Of course, there are certain infrastructural precautions schools can take, including drills and protective equipment. But at the end of the day, professionals agree that the most effective way to address school shootings is at the root.
La Haye suggests that schools take a safety approach based on ‘trauma-informed care,’ a philosophy which advocates for children exposed to violence at an early age. The programs she proposes prioritize staff training programs, in-school counseling and extended mental health resources.
One program she is particularly excited about is the implementation of a state-wide anonymous tip-line. The U.S. Secret Service and Department of Education studied incidents from 2008 to 2017 and found that 100% of perpetrators displayed concerning behavior prior to the incident, and that in 77% of cases, at least one peer or family member suspected imminent violence.

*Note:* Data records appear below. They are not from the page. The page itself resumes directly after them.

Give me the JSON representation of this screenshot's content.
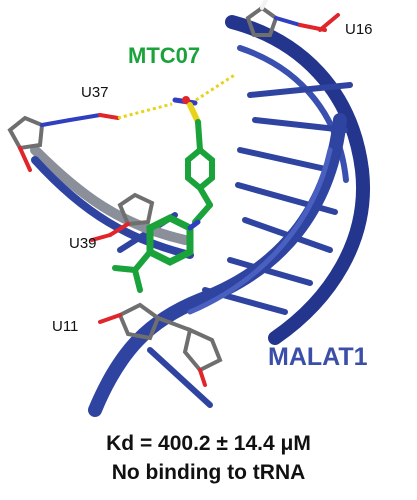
{
  "residues": {
    "u16": "U16",
    "u37": "U37",
    "u39": "U39",
    "u11": "U11"
  },
  "ligand": {
    "name": "MTC07",
    "color": "#1aa33a"
  },
  "target": {
    "name": "MALAT1",
    "color": "#3c4fa8"
  },
  "caption": {
    "kd": "Kd = 400.2 ± 14.4 μM",
    "tRNA": "No binding to tRNA"
  },
  "colors": {
    "rna_ribbon": "#2f44a0",
    "ribbon_underside": "#8a8f99",
    "hbond": "#e8d31a",
    "sugar_carbon": "#6f6f6f",
    "oxygen": "#e0252b",
    "nitrogen": "#2f3fbf",
    "hydrogen": "#f2f2f2"
  }
}
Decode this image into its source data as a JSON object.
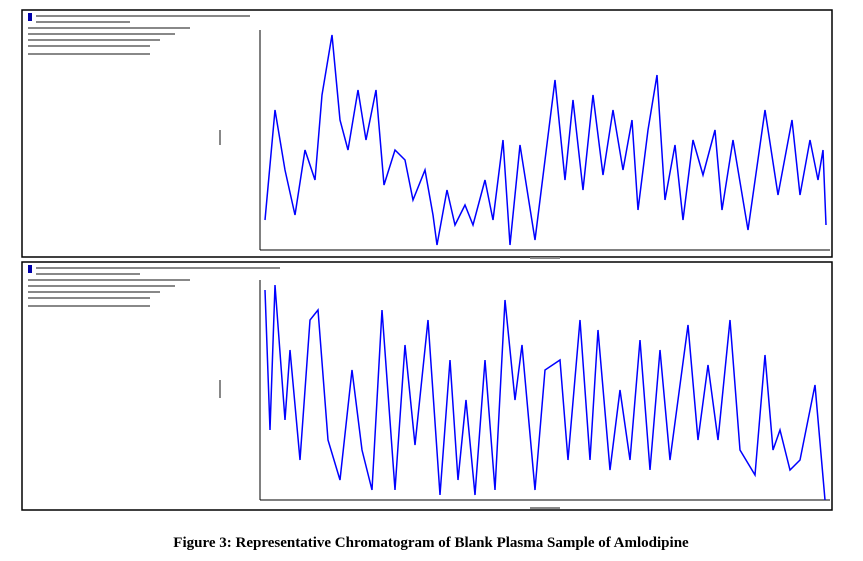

The U.S. Department of Education’s data from the 2015-16 school year found that roughly 67% of schools employ a psychologist, and only 46% had a social worker. Schools with higher minority populations have even fewer resources, and most school counselors in the country manage nearly 400 students. These numbers probably don’t reflect a lack of care or understanding that student mental health resources are essential but, more likely, a lack of funding.
As a result, most schools simply do not have the capacity to offer preemptive, long-term student care and instead focus on reactionary crisis management. Those circumstances don’t bear well for students. Even though most teachers have a complex understanding of each student’s nuanced behaviors, they simply cannot provide the depth of care some students need.
With any luck, students will be returning to class next fall, and mental health resources will be more essential than ever. The safety of the environment they return to depends entirely on what preventative actions schools take now.